Via Woerden (broedkolonie Roeken en een bekende plek voor Zwarte Roodstaart) wordt het tijd om richting de Lek te rijden. We rijden iets om omdat er bij Snelrewaard een Braamsluiper was ingevoerd op Waarneming.nl. Deze zit bij onze aankomst luid te zingen. Na een korte stop in Monfoort voor een ijsje bezoeken we de Bossenwaard. Hier valt het eigenlijk zwaar tegen, want hier hadden we gerekend op meer steltlopers. De enige nieuwe soorten zijn Bosruiter, Gele Kwikstaart en Oeverzwaluw. Geen Temmincks, Drieteenstrandloper of Noordse Kwikstaart die hier gisteren nog zaten. Het idee daarna is om een heel stuk langs de Lek te rijden voor grote meeuwen. En precies zoals gepland zien we Pontische en Grote Mantelmeeuw op bakens langs de rivier, fijn als een plan werkt!
115    13:30    Roek
116    13:51    Zwarte Roodstaart
117    14:18    Braamsluiper
118    15:21    Bosruiter
119    15:26    Gele Kwikstaart
120    15:47    Oeverzwaluw
121    16:19    Pontische Meeuw
122    16:54    Grote Mantelmeeuw

Zwarte Roodstaart in Woerden – Black Redstart

Nu wordt het tijd om rondom Gouda en Alphen aan den Rijn soorten te sprokkelen. Op de bekende plek zien we de laatste nachtsoort die we nog miste: Bosuil. Na een bezoekje aan de Mac rijden we door naar Zaans Rietveld. Hier waren de laatste weken veel Temmincks Strandlopers en soms een Kleine Strandloper gezien. Deze zijn vandaag echter allebei niet aanwezig, ook de Kwartel laat weer niet van zich horen. Via de Reeuwijkse Plassen (Krooneenden) rijden we naar Twaalfmorgen voor hopelijk nieuwe stelten (Watersnip, Witgat of strandlopers), maar hier zien we niks nieuws. Zelfs een dik half uur posten levert geen Sperwer op.
123    17:32    Bosuil
124    17:51    Dodaars
125    19:31    Krooneend

Bosuil – Tawny Owl (photo: Jorian Eijkelboom)
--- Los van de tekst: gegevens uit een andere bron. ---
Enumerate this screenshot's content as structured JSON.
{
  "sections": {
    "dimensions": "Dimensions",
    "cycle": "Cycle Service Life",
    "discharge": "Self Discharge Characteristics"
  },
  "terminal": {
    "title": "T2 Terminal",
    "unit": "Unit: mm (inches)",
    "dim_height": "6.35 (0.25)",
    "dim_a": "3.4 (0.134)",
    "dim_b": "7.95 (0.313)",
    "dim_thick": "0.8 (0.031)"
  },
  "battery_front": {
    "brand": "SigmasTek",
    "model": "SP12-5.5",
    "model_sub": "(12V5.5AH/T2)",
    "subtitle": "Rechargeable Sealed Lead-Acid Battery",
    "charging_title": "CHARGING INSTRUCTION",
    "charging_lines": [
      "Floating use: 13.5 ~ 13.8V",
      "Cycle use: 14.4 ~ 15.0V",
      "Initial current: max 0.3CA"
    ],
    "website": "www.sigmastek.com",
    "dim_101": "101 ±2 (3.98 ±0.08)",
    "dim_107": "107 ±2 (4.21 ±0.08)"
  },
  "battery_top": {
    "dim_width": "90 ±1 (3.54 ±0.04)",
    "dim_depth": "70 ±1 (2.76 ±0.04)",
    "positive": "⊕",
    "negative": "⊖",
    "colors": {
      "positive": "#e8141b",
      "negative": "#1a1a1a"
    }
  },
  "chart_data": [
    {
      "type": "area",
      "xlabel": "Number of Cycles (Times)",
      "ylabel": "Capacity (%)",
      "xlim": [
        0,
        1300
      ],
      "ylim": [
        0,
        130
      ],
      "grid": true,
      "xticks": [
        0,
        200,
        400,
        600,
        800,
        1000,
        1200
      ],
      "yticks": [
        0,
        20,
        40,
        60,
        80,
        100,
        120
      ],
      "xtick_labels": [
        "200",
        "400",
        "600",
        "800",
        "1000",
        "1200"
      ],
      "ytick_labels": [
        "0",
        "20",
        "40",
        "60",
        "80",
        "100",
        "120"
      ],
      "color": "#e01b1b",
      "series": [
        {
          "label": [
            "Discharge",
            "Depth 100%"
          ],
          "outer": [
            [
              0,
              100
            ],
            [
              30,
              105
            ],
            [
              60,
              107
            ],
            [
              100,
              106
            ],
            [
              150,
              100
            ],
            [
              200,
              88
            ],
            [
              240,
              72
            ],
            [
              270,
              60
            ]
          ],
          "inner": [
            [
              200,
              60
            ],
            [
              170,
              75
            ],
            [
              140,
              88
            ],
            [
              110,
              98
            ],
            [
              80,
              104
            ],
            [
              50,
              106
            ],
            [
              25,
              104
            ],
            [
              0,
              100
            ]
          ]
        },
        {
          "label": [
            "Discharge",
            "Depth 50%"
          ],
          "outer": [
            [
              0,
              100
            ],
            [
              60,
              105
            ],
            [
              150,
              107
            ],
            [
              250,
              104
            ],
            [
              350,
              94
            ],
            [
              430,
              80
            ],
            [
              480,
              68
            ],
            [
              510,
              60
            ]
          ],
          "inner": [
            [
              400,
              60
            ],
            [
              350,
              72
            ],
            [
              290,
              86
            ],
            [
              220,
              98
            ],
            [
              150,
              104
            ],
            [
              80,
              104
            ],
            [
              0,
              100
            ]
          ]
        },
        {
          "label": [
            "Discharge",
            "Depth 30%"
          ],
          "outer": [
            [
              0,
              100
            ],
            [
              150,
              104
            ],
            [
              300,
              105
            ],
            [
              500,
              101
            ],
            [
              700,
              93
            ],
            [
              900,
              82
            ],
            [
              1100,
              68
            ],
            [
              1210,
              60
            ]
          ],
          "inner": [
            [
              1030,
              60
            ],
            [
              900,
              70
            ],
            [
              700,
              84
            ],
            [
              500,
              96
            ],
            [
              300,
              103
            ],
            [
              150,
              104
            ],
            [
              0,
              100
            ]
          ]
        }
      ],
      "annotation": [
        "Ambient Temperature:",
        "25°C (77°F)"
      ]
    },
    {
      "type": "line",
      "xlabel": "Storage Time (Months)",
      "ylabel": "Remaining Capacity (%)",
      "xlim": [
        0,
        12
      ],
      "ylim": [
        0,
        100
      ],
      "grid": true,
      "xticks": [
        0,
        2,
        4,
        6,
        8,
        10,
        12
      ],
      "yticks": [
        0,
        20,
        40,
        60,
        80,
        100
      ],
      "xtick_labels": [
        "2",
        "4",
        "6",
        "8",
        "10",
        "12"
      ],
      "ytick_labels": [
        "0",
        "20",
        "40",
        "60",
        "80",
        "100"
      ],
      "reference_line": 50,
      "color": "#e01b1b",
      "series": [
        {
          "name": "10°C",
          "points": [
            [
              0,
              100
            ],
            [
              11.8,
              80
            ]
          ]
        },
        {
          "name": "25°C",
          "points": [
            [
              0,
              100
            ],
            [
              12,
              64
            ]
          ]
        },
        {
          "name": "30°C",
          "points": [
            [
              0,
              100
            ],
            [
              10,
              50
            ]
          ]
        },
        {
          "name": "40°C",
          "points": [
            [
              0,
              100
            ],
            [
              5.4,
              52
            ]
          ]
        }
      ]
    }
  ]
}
Tot slot rijden we naar het Doove Gat, het verzamelpunt om met de andere Big Day groepjes bij te praten. We maken de eindscores op, horen van elkaar hoe de dag verliep en wat grote missers of juist dikke bonussoorten waren. Er zwemt een Zomertaling en 2 2kj Zwartkopmeeuwen zitten in de Kokmeeuwenkolonie. Ineens schreeuwt Evert “Zwarte Ibis” en ja hoor, in het begin van de schemering landen ineens 3 Zwarte Ibissen in het Doove Gat!

126    22:03    Zwarte Ibis

Uiteindelijk blijft de teller bij ons groepje steken op 126 soorten, een nieuw record en een verbetering van 4 soorten ten opzichte van het vorige record. Ook hadden wij 11 soorten meer dan vorig jaar. De grootste missers waren Sperwer, Witgat, Zwarte Ruiter, Temmincks Strandloper en Geelpootmeeuw. Daar tegenover staan de vele bonussen die wij vandaag hadden.